How to get started: Taking the first steps on the CX transformation journey

While focused pilots and use cases can and do deliver results, the greatest sustained impact in CX comes from bringing together the three building blocks of CX transformation to uncover opportunities to optimize processes, differentiate business offerings, and drive incremental value creation.

Medtech companies that aspire to become more customer-centric can begin their CX transformation by focusing on three quick-start methods: setting the aspiration and priorities, creating momentum through lighthouse projects, and building out the insights, tools, and systems to drive change.

Set a bold aspiration for customer centricity and identify priority initiatives

Shaping a common vision and aspiration is a critical, foundational step to define what a stellar experience looks like for all stakeholder groups.

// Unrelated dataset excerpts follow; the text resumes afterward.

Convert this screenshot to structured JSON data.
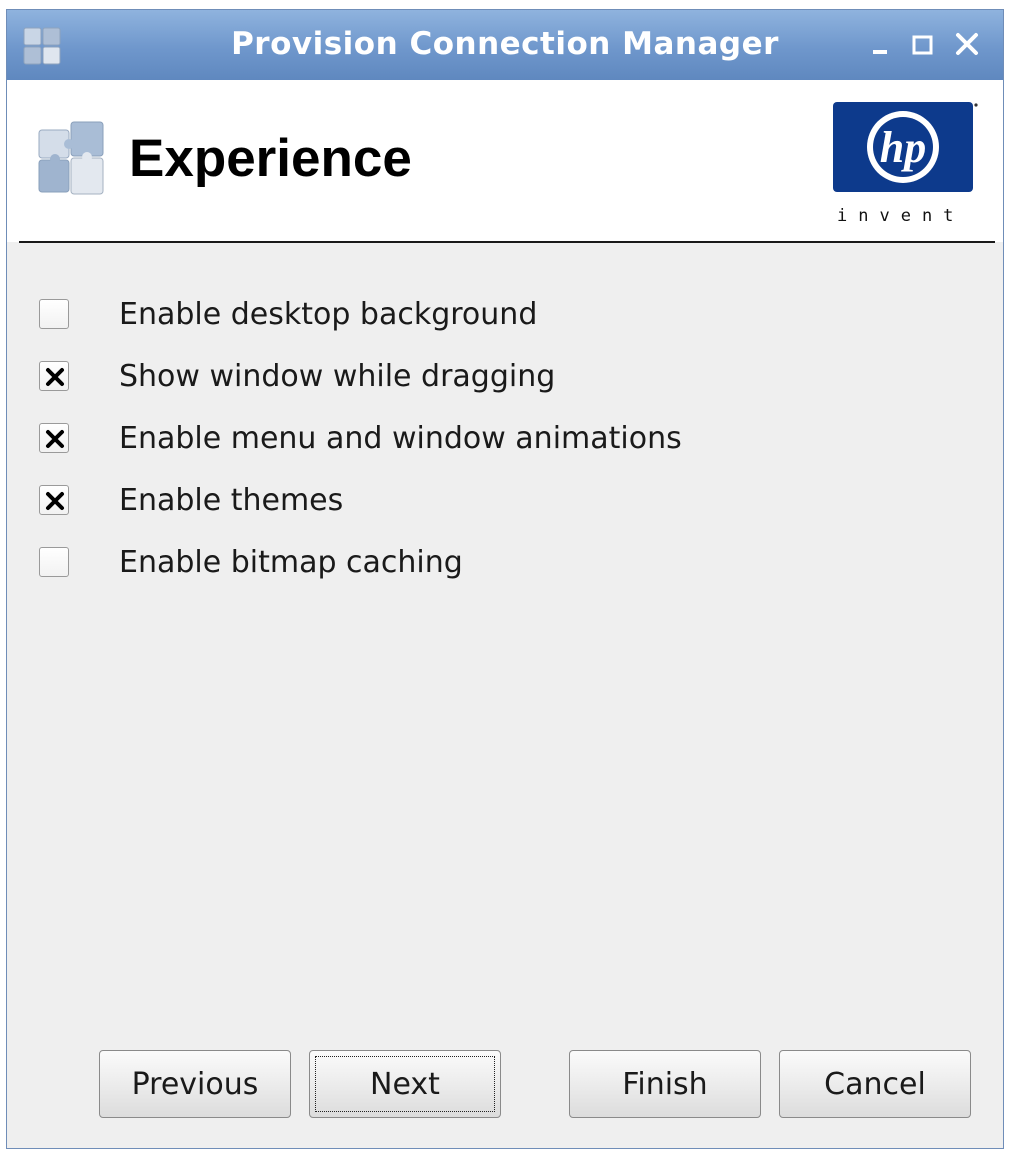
{
  "window": {
    "title": "Provision Connection Manager",
    "controls": [
      "minimize-icon",
      "maximize-icon",
      "close-icon"
    ]
  },
  "header": {
    "title": "Experience",
    "icon": "puzzle-icon",
    "logo_mark": "hp",
    "logo_tagline": "invent"
  },
  "options": [
    {
      "label": "Enable desktop background",
      "checked": false
    },
    {
      "label": "Show window while dragging",
      "checked": true
    },
    {
      "label": "Enable menu and window animations",
      "checked": true
    },
    {
      "label": "Enable themes",
      "checked": true
    },
    {
      "label": "Enable bitmap caching",
      "checked": false
    }
  ],
  "buttons": {
    "previous": "Previous",
    "next": "Next",
    "finish": "Finish",
    "cancel": "Cancel"
  },
  "colors": {
    "titlebar": "#6f97cc",
    "hp_blue": "#0d3a8c",
    "panel": "#efefef"
  }
}
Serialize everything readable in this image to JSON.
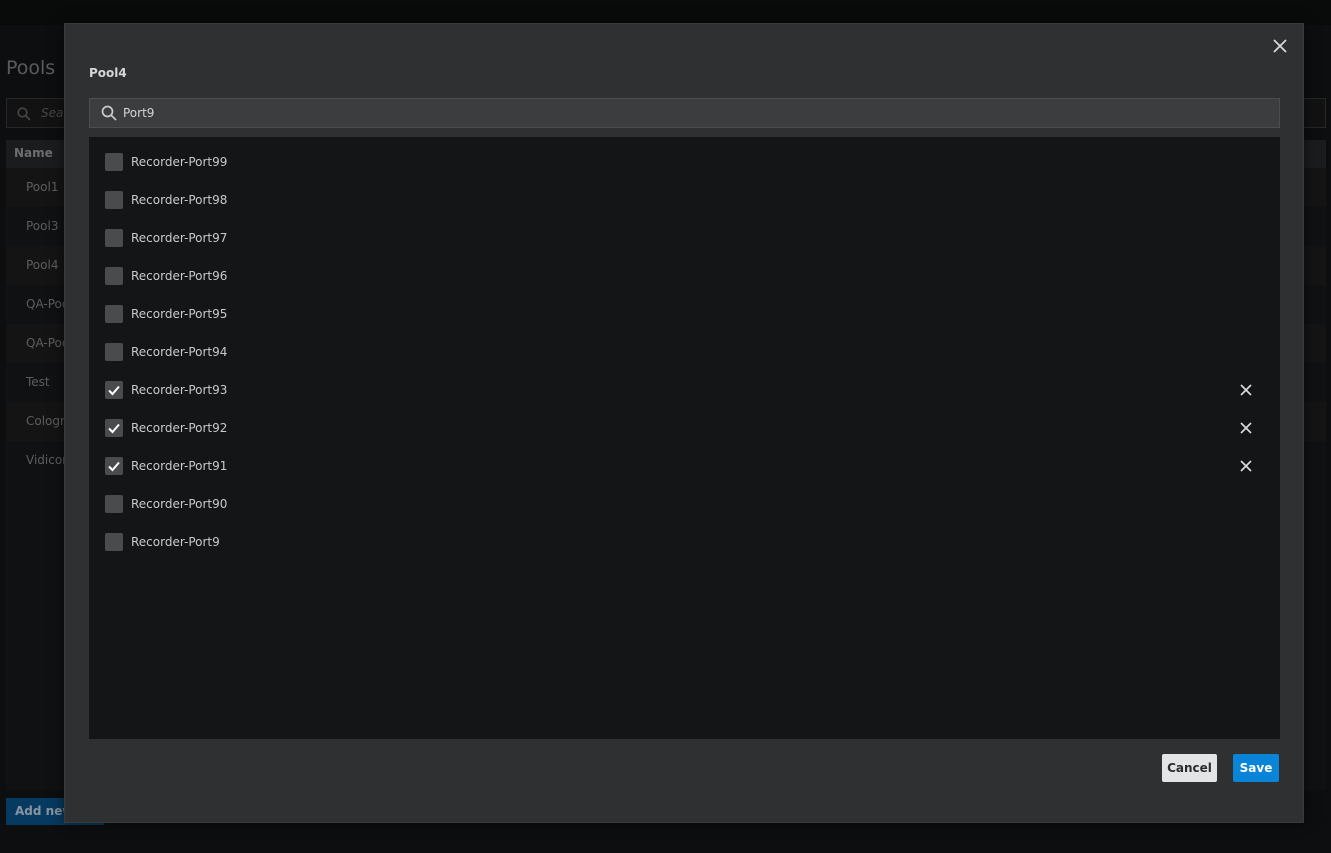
{
  "background": {
    "title": "Pools",
    "search_placeholder": "Search",
    "table_header": "Name",
    "rows": [
      "Pool1",
      "Pool3",
      "Pool4",
      "QA-Pool",
      "QA-Pool",
      "Test",
      "Cologne",
      "Vidicore"
    ],
    "add_button": "Add new"
  },
  "modal": {
    "title": "Pool4",
    "search_value": "Port9",
    "items": [
      {
        "label": "Recorder-Port99",
        "checked": false
      },
      {
        "label": "Recorder-Port98",
        "checked": false
      },
      {
        "label": "Recorder-Port97",
        "checked": false
      },
      {
        "label": "Recorder-Port96",
        "checked": false
      },
      {
        "label": "Recorder-Port95",
        "checked": false
      },
      {
        "label": "Recorder-Port94",
        "checked": false
      },
      {
        "label": "Recorder-Port93",
        "checked": true
      },
      {
        "label": "Recorder-Port92",
        "checked": true
      },
      {
        "label": "Recorder-Port91",
        "checked": true
      },
      {
        "label": "Recorder-Port90",
        "checked": false
      },
      {
        "label": "Recorder-Port9",
        "checked": false
      }
    ],
    "cancel_label": "Cancel",
    "save_label": "Save"
  },
  "colors": {
    "accent": "#0a84d6",
    "modal_bg": "#2f3032",
    "list_bg": "#141516"
  },
  "icons": {
    "close": "close-icon",
    "search": "search-icon",
    "check": "checkmark-icon",
    "remove": "remove-icon"
  }
}
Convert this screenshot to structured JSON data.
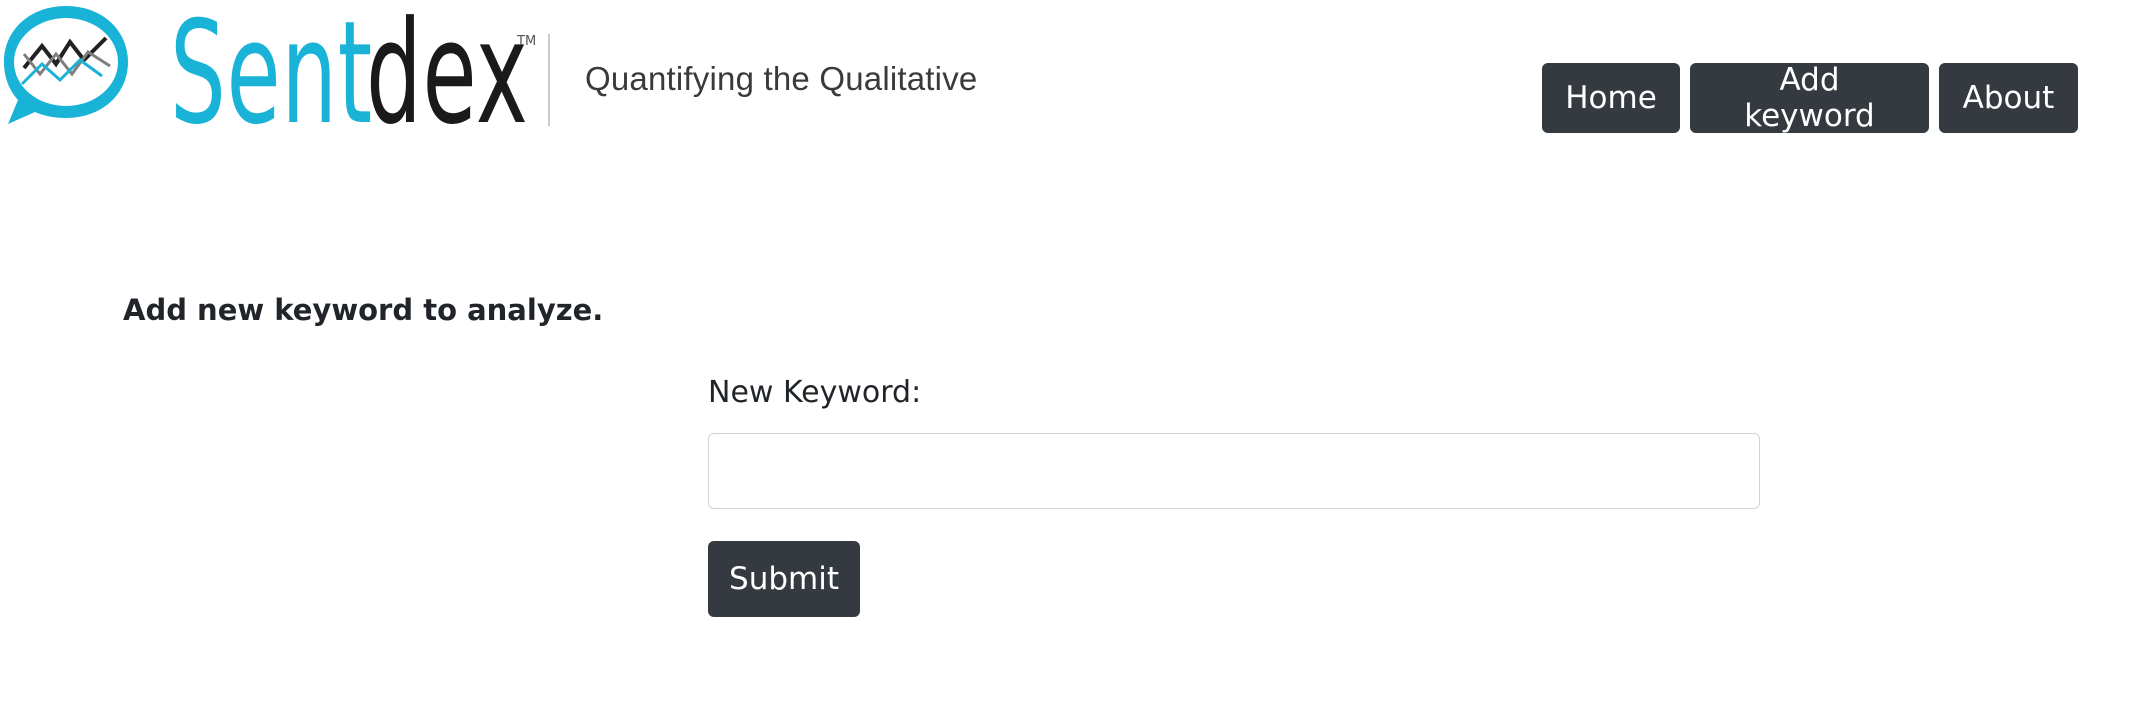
{
  "brand": {
    "name_part1": "Sent",
    "name_part2": "dex",
    "trademark": "TM",
    "tagline": "Quantifying the Qualitative",
    "colors": {
      "primary": "#1ab3d8",
      "dark": "#1a1a1a"
    },
    "icon": "chart-speech-bubble-logo"
  },
  "nav": {
    "items": [
      {
        "label": "Home"
      },
      {
        "label": "Add keyword"
      },
      {
        "label": "About"
      }
    ],
    "button_color": "#343a40"
  },
  "main": {
    "heading": "Add new keyword to analyze.",
    "form": {
      "label": "New Keyword:",
      "input_value": "",
      "input_placeholder": "",
      "submit_label": "Submit"
    }
  }
}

Ideally, this effort should involve the executive team and include a quantitative aspiration grounded in internal and external benchmarks, and be laid out over a two-to-five-year timeline, with priority initiatives to spur action.

Create momentum with a lighthouse project

Proving the impact in a narrow use case can create important momentum for a broader CX transformation. Many companies launch one or more “lighthouse” projects that can deliver concrete results with minimal investment. Medtech companies could begin by prioritizing the most important customer journeys and starting a focused redesign. Aside from proving the impact, these lighthouse projects demonstrate to the business new ways of working, including cocreating with patients, HCPs, or procurement professionals, and building new capabilities like design thinking.

Build an integrated insights and action engine

The most forward-looking companies have created integrated data lakes and used advanced analytics and ML to predict customer-related KPIs and improve the experiences of every customer. An analytics engine that enables all customer-facing employees and leadership to identify the customer interventions and optimize engagement can be deployed in as little as three to four months.


CX capability is still underdeveloped in the medtech sector, but leading companies are taking the first steps toward unlocking the value at stake and building a competitive edge. Their secret is simple—start where you are, and start now.